3- Geçici işgöremezlik, tedavi giderlerinden ayrı, beden gücü kaybı kapsamında ve “geçici güç kaybı” niteliğinde bir zarar türüdür.
a) Geçici işgöremezlik zararı, yukarda birkaç kez açıkladığımız gibi, beden gücü kaybı kapsamında bir zarar türüdür. Kalıcı sakatlıktan tek farkı, kişinin bu dönemde yüzde yüz (%100) işgöremez durumda kabul edilmesidir.
b) Geçici işgöremezlik durumu, tedavi ve iyileşme süresi içinde gerçekleştiği ve bazı çok özel ve ayrık durumlarda bu süre içinde bakıcıya ve yardımcıya ihtiyaç bulunduğu için, tedavi giderleri kapsamında kabul edilmesi gerektiği ileri sürülmekte ise de, bu doğru değildir. Geçici işgöremezlik durumu ile bakıcı giderleri birbirine karıştırılmamalıdır.
c) Bu konu açık ve belirgin olmasına karşın, özellikle trafik kazalarından kaynaklanan bedensel zararlarda, sigorta şirketleri “geçici işgöremezlik” zararlarının tedavi giderleri kapsamında olduğunu, bu nedenle 2918 sayılı Karayolları Trafik Kanunu’nun, 6111 sayılı Yasa’nın 59.maddesiyle değişen 98.maddesi gereği bu tür zararlardan kendilerinin değil, Sosyal Güvenlik Kurumu’nun sorumlu olacağını ileri sürmekte iseler de bu asla doğru değildir.
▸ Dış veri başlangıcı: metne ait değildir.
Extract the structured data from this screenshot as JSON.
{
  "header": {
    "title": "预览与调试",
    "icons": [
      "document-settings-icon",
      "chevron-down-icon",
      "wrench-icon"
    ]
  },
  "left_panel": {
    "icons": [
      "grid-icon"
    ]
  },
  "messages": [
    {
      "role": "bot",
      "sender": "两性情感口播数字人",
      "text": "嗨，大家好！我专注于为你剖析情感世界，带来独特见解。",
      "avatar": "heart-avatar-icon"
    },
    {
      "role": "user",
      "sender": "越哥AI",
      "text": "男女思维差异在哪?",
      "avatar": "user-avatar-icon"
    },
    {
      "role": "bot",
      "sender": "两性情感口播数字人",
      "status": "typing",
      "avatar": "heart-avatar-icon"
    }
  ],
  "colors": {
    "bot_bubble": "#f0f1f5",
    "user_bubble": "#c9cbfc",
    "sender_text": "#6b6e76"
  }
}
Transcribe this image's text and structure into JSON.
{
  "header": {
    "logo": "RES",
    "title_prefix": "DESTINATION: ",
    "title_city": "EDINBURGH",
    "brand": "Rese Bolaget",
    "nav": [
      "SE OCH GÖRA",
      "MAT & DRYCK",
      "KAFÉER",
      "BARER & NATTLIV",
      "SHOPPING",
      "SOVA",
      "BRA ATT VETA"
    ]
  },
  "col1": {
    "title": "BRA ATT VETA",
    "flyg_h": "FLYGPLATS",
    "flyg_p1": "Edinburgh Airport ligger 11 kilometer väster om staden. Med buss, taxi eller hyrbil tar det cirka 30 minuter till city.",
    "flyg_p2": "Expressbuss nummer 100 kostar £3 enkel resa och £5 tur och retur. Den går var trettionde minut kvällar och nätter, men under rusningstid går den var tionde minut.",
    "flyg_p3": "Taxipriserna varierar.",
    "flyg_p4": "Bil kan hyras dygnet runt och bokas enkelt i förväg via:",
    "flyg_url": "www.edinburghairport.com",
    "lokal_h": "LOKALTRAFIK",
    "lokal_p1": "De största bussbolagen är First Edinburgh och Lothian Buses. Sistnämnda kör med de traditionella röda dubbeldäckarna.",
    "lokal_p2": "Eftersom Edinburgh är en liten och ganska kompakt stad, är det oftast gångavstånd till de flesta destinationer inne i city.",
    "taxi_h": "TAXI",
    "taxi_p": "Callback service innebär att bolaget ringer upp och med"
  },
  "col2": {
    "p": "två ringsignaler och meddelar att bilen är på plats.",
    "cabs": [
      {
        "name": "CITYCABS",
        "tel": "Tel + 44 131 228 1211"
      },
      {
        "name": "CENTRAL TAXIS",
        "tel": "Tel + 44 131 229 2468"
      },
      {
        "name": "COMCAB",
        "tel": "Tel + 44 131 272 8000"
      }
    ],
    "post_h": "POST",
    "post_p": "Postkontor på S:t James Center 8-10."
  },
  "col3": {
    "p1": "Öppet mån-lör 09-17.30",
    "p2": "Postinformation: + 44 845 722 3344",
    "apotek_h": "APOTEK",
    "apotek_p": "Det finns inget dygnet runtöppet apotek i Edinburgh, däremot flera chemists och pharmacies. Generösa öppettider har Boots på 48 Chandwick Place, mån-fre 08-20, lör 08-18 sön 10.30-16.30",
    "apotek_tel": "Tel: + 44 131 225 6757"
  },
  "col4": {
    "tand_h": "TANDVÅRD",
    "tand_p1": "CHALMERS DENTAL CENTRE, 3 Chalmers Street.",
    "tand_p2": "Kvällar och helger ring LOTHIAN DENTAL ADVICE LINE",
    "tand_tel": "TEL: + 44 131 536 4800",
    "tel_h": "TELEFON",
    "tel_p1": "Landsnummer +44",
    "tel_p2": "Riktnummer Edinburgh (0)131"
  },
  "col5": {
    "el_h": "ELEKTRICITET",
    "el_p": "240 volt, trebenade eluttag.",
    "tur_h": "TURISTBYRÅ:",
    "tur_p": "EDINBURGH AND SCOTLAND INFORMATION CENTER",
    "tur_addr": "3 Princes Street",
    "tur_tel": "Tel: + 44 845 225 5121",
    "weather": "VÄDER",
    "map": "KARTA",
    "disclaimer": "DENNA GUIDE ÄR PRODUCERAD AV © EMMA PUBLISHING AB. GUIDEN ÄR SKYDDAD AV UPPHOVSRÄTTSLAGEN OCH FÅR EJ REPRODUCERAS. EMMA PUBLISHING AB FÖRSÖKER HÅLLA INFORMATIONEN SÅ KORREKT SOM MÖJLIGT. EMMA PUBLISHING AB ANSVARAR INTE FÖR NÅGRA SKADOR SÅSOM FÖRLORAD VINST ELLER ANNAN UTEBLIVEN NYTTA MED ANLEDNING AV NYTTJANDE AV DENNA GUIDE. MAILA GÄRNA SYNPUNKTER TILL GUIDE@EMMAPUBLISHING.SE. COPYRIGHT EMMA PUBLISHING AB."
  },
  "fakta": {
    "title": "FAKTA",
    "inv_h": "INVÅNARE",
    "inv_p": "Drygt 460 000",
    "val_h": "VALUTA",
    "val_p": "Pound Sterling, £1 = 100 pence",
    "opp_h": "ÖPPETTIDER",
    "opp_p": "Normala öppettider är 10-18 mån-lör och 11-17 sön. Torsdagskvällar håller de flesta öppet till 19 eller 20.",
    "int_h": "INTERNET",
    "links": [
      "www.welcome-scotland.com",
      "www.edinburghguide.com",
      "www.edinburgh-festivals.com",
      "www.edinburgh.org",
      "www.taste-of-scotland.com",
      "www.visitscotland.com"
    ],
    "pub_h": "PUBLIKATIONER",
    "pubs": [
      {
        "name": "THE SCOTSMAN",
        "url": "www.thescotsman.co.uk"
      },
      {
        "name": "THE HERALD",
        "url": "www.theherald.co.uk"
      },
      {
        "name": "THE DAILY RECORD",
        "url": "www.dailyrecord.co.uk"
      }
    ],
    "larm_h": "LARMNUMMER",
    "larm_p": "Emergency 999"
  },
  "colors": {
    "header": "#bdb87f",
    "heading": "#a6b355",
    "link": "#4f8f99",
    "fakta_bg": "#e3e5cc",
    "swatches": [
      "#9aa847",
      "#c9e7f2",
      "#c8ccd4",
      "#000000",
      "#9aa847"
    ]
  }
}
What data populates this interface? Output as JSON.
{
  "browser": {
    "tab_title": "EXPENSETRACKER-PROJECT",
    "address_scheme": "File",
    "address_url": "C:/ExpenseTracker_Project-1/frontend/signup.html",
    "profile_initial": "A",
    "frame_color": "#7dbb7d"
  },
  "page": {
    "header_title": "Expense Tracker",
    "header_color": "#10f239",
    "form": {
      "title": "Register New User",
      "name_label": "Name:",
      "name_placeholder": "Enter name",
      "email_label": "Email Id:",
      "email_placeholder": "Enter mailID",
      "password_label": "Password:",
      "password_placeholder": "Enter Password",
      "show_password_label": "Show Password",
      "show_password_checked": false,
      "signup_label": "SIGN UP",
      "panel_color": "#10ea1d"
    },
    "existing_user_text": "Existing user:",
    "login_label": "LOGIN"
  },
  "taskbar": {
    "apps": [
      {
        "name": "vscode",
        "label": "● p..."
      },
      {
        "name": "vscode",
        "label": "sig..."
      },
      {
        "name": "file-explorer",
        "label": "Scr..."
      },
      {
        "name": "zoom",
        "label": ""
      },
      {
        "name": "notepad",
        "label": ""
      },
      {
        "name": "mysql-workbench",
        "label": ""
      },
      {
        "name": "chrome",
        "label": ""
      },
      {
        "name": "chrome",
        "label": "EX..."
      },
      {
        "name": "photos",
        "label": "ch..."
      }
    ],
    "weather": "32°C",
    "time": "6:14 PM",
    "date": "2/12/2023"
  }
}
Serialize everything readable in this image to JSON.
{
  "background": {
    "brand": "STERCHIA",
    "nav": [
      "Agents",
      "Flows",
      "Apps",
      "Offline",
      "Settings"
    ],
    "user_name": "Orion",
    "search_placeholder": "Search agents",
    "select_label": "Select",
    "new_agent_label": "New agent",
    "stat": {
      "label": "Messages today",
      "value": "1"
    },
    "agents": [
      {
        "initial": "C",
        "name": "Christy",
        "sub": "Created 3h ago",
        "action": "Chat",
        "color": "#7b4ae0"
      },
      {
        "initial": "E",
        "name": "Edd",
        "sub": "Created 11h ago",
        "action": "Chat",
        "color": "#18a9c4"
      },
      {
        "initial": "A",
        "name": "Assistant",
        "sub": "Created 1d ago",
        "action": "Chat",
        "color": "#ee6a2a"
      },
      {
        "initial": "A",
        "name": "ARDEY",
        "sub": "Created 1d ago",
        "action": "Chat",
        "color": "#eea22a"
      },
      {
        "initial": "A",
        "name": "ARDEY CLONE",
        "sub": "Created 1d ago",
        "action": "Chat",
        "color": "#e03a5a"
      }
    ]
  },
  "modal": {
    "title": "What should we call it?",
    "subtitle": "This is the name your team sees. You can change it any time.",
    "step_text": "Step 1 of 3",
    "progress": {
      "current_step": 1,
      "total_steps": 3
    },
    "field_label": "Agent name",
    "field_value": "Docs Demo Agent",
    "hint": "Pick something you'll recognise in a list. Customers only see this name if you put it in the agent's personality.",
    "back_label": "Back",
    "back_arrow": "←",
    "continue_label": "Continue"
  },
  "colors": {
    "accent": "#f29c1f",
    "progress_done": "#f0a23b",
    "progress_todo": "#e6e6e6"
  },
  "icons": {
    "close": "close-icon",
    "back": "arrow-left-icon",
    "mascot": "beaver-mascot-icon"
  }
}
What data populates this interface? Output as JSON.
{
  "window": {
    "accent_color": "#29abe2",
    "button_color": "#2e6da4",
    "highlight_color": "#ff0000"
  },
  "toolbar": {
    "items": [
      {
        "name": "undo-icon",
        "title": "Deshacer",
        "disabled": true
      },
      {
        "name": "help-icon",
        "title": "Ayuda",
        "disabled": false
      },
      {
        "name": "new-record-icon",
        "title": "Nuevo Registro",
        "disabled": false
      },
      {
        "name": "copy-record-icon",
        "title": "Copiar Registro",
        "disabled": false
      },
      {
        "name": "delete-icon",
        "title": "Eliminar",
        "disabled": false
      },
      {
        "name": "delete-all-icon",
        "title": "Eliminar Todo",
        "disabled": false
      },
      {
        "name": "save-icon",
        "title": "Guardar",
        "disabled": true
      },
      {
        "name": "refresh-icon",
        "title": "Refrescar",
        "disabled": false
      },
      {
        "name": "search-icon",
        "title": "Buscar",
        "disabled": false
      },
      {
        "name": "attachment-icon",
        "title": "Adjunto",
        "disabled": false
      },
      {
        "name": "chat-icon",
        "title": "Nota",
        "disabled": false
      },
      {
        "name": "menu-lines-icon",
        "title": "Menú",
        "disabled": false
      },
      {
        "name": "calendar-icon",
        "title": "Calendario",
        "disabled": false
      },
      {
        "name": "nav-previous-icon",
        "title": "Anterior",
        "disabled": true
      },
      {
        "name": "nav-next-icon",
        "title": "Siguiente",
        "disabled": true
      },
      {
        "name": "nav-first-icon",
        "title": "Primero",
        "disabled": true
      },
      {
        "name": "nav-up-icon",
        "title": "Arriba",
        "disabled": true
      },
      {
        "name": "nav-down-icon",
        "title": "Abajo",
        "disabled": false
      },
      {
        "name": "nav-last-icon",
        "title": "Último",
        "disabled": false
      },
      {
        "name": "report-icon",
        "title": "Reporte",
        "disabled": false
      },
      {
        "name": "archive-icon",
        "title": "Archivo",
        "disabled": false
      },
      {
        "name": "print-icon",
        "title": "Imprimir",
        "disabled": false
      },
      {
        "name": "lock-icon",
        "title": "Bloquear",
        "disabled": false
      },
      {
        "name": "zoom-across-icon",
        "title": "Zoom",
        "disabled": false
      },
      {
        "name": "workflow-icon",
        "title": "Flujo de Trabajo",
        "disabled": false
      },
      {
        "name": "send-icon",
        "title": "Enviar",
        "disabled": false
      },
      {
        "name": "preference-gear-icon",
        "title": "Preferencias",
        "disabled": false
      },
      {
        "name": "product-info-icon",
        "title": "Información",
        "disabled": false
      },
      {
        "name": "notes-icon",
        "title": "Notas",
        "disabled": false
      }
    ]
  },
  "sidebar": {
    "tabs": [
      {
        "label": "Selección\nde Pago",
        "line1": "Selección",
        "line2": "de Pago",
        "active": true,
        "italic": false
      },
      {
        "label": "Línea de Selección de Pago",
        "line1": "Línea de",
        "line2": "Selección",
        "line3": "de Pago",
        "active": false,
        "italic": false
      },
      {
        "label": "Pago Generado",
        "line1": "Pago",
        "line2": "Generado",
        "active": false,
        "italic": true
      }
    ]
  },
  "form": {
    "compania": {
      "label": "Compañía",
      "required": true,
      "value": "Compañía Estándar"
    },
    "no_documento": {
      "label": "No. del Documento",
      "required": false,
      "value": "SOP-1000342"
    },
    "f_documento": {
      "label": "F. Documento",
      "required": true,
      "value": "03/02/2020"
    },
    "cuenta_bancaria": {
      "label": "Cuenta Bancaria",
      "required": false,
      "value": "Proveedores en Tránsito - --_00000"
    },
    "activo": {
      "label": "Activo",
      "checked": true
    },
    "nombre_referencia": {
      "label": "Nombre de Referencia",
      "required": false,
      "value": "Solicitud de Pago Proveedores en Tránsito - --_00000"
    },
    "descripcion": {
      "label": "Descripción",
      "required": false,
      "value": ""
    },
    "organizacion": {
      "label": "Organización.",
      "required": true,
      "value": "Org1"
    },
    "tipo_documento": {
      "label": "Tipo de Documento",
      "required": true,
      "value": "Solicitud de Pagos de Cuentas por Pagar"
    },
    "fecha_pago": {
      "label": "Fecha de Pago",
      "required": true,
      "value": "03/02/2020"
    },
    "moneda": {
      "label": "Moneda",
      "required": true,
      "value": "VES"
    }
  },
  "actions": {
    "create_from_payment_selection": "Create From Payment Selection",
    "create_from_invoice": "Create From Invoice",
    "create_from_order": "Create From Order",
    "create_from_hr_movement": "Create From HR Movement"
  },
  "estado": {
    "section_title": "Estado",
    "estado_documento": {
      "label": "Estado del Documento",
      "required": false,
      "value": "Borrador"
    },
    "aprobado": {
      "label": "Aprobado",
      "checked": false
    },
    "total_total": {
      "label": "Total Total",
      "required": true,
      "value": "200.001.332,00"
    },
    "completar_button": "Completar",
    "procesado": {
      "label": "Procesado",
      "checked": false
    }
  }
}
Yargıtay Dairelerinin kararlarında "sağlık hizmet bedelleri dışında" her türlü zararların önceden olduğu gibi sigorta şirketleri tarafından ödeneceği açıklandığı gibi, “geçici işgöremezlik zararlarının” tedavi gideri olmayıp “bedensel zararlar” kapsamında bir zarar türü olduğu ve sigorta şirketleri tarafından ödeneceği belirtilmiştir.
Bu konuda, sigorta davalarına bakan Yargıtay 17.Hukuk Dairesi’nin kararlarında:
“Geçici iş göremezlik zararları, 2918 sayılı KTK'nun 6111 sayılı Yasa ile değişik 98.maddesi ile ilgili tedavi giderlerinden olmadığı için, Trafik Sigortası kapsamında, sigorta şirketleri tarafından ödenmesi gerekmektedir” denilmektedir.[2]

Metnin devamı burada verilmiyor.